コレは店長がワインを調べる時の資料のひとつ。
写真もなく、どの表紙も中身も変わり映えしないのが何冊もある。
店長は気になるワインがどこに載っていたかを覚えていて、昔のを引っ張りだしてくる。
いつもピアノの上に積み上がっているのがソレです。
今日は朝からコレを眺めながら、ため息をついたり、頷いてみたり、感心してみたり…。
先日入荷して、ワイン会でも飲んだ、シャネル所有のボルドーワインが載っていた。
パーカーポイントは93点。
店長「95点を超えると、味わうのも難しくなるんや…」。93点ぐらいが素直に美味しいと感じるらしい。
2012〜2025年ぐらいが飲み頃とも。
店長「先日のワイン会はいいタイミングで飲んだかもしれない、まだまだ美味しくなるはず…。」
ここまでは、私も「見せて〜」などと言いながら楽しんで聞いてられる。
店長「1986年と似た仕上がりらしい。なるほど…。」
私「・・・?」
店長「そうとしたら…やっぱりな…」
私「???[ほっとこ…]」86年! 30年前と同じと言われても…。
店長はすっかり別世界にいってしまった。
過去に飲んだ86年の他のボルドーと比較してみたり、86年は「◯年と□年と△年に飲んだけど、どないのこないの…」。「僕の記憶にあるローザン・セグラは…」、「10年後は確信をもって旨い、絶対10年後に飲みたい…。」とか。
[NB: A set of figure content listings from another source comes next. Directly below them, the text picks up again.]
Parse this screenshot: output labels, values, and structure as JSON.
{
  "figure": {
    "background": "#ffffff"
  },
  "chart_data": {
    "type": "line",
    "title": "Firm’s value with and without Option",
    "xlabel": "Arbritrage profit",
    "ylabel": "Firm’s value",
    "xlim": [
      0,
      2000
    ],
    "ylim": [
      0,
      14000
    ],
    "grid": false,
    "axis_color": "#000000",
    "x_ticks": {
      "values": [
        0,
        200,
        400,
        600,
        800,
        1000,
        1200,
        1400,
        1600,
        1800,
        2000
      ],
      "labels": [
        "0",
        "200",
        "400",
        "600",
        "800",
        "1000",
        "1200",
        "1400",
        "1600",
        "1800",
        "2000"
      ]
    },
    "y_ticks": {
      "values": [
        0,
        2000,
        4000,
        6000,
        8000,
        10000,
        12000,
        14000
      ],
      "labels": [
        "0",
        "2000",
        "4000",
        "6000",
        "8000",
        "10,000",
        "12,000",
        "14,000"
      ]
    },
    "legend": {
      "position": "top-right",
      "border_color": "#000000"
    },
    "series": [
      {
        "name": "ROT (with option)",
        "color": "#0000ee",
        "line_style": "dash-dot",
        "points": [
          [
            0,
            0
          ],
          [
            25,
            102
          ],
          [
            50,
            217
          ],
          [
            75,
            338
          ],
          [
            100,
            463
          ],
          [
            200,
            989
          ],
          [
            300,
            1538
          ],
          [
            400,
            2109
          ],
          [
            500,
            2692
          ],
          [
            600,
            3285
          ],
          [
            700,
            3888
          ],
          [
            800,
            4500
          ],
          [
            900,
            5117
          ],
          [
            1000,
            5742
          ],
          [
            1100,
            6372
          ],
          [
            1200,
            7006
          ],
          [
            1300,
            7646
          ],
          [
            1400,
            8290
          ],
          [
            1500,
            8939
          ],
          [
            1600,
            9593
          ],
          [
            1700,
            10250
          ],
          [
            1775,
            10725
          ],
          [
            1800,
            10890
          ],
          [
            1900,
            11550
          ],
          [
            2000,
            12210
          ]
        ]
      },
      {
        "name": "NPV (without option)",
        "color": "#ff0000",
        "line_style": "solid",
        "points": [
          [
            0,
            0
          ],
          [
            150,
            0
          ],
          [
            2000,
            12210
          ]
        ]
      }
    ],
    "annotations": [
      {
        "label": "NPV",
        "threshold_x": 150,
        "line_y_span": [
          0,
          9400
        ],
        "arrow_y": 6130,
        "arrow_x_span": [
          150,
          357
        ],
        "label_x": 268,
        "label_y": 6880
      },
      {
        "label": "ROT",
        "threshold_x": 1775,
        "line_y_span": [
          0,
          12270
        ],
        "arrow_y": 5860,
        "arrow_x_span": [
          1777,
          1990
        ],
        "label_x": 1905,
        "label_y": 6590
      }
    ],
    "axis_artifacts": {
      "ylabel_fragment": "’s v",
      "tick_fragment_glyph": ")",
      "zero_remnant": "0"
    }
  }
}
そう言ってるわりにはいつも全部売ってしまって、手元には残ってないのよね…。
そこまで言うのなら「1本ぐらい残しておいてよ〜」。
店長は、飲んだワインを全部記憶しているらしい。
「簡単やねん」と言う。
記憶していると、各造り手のヴィンテージの個性がわかる、その造り手のワインがどのような熟成の仕方をするかが判る、そうしたら何年ぐらいしたら美味しくなるか予想がつく…。
その記憶の確信を得るために、こうした資料とすり合わせていくのだ。
同じワインの同じヴィンテージでも、飲む時が違えば味も違うので、それも覚えていて、
「アレは輸送に弱い」だの「温度変化に弱い」だの、たまには「あの日は満月だったから…」とまで言う。